In a visual sense, The Bob’s Burgers Movie seems almost self-aware of how films of its nature tend to look. There are more shadows pasted onto the familiar hues from the television screen, but they’re used remarkably well; rather than its appearance feeling superficially “cinematic” (à la The Simpsons Movie, where everything looked a little sickly), there’s a tad more thought put into its use of light and darkness, what with the Belcher family and their business threatened more than ever before. For once, the quiet moments feel genuinely intimate. It’s hardly an aesthetic masterpiece, but it earns its keep as a big-screen adaptation of a cartoon sitcom, and all the expectations therein.

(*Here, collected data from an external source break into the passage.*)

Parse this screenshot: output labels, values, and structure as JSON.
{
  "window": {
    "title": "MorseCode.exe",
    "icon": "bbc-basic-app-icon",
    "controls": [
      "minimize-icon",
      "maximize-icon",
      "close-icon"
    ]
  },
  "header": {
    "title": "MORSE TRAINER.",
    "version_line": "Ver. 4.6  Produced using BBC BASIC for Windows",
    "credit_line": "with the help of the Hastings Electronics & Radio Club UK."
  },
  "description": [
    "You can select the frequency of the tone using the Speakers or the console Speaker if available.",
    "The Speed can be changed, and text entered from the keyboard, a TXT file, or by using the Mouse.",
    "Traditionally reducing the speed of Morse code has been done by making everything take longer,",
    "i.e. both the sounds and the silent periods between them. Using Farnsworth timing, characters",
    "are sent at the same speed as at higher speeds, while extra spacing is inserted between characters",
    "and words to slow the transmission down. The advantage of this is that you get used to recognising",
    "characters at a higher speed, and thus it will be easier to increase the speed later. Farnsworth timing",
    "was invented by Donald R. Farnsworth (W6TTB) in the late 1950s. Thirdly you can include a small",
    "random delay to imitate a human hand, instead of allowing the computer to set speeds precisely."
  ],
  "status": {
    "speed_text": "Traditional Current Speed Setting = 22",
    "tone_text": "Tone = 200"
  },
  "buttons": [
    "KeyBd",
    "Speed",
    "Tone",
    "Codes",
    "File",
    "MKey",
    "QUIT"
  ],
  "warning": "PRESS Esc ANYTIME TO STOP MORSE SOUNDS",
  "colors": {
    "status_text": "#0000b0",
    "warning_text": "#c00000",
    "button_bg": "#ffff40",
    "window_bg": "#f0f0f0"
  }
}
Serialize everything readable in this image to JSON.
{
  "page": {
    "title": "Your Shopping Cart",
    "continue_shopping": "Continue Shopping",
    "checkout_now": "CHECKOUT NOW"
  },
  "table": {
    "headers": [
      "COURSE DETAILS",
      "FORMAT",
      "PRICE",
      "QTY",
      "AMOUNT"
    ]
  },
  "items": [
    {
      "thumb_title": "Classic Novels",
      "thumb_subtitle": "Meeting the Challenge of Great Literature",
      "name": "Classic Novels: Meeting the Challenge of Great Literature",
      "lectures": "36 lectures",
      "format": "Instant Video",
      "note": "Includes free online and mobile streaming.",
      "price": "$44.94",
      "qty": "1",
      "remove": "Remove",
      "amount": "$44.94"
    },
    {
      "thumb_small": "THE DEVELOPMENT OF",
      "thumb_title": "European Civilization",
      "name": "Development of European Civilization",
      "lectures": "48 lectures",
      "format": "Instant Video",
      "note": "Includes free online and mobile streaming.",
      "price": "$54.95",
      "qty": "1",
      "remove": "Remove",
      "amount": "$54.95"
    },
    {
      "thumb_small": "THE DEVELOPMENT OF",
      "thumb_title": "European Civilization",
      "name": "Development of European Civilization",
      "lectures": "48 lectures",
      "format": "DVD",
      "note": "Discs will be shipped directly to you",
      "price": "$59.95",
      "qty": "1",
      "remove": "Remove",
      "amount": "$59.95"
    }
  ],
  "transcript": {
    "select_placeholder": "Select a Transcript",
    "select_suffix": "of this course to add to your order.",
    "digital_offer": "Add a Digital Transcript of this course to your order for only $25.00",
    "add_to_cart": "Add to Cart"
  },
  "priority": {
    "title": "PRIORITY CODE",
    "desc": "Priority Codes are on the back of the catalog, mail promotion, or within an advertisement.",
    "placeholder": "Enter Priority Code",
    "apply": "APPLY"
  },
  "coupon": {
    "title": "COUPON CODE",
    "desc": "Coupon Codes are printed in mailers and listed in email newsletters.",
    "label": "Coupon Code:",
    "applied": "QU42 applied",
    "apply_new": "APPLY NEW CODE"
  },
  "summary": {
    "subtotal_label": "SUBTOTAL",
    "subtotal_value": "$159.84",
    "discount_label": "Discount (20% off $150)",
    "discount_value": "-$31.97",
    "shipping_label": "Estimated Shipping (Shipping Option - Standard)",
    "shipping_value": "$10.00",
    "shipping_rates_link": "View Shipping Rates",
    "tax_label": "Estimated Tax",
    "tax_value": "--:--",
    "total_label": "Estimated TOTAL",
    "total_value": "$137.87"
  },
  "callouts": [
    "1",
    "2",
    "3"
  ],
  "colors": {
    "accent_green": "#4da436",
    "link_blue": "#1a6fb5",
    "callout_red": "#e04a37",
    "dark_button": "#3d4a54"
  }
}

It continues to pad its runtime with gags even when the story grinds to a halt — but when the jokes are this funny, why make a mountain out of a molehill? It may not be able to sustain its character-centric elements all the way through, and it brings them home rather clunkily, but it’s so committed even to the stuff that doesn’t fully work that it ends up pleasantly worthwhile. Basically, it’s Bob’s Burgers in a nutshell.